As for personalization, the report asserts that customers expect experiences to be regularly refined to their particular needs based on real-world context. As an example, the report cites Schneider Electric’s smart commercial electrical panels, which monitor energy use and deliver custom notifications to customers and service technicians based on their needs.

With regard to product and service updates, the report says IoT data can provide valuable insights on how companies can improve their offerings. One company mentioned in the report is electric car manufacturer Tesla. The company in late 2016 introduced the hardware needed to operate its Autopilot 2.0 self-driving system in all its vehicles, but it has been slow to roll out the software needed to make self-driving Tesla cars a reality. Tesla drivers have been very vocal in their criticism of the company’s progress on that front, and Tesla listened and is now rebuilding all of its Autopilot features on a new architecture powered by neural net and computer vision technology. Tesla CEO Elon Musk now says the new Autopilot update is in final testing.

As for reinventing product access and purchase, companies are using the IoT to offer their products and services in new ways, according to the report. The report cites smart bike sharing platform Mobike, which offers dockless, cash-free bike sharing, as an example.

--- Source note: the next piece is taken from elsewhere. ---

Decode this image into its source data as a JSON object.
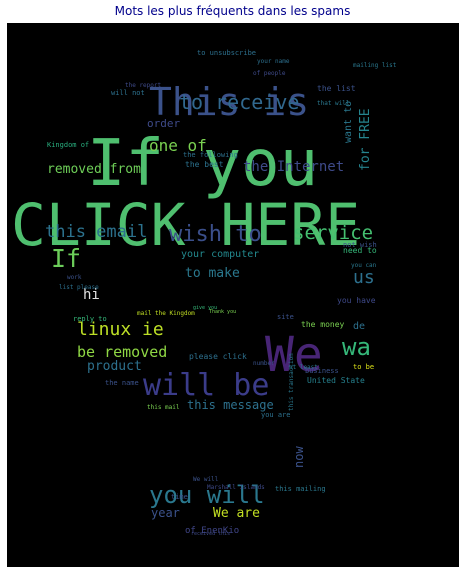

But these are not the only ways that the IoT is shaping consumer-company interactions. A new class of software, called customer journey analytics platforms, is emerging that enables customer experience (CX) professionals to analyze, plan, test, and automate customer journeys. The report asserts that these customer journey analytics platforms—offered by companies such as Adobe, NICE, and Teradata—are the best place for organizations to integrate new IoT data and control options.

“Their primary purpose is not in fact Internet of Things. They were designed to help collect and organize information from…existing business applications or digital systems,” Gillett explains. These include all of an organization’s CRM applications, website interactions, mobile app interactions, and even interactions with third parties, as part of their ongoing relationship with the company.

“However, what we’re arguing in this report is that those journey analytics platforms, because they integrate all this different digital interaction into a complete view, are going to be an important place for customer experience professionals, those responsible for assessing and improving customer journeys…to integrate this new class of information [from IoT devices],” he concludes.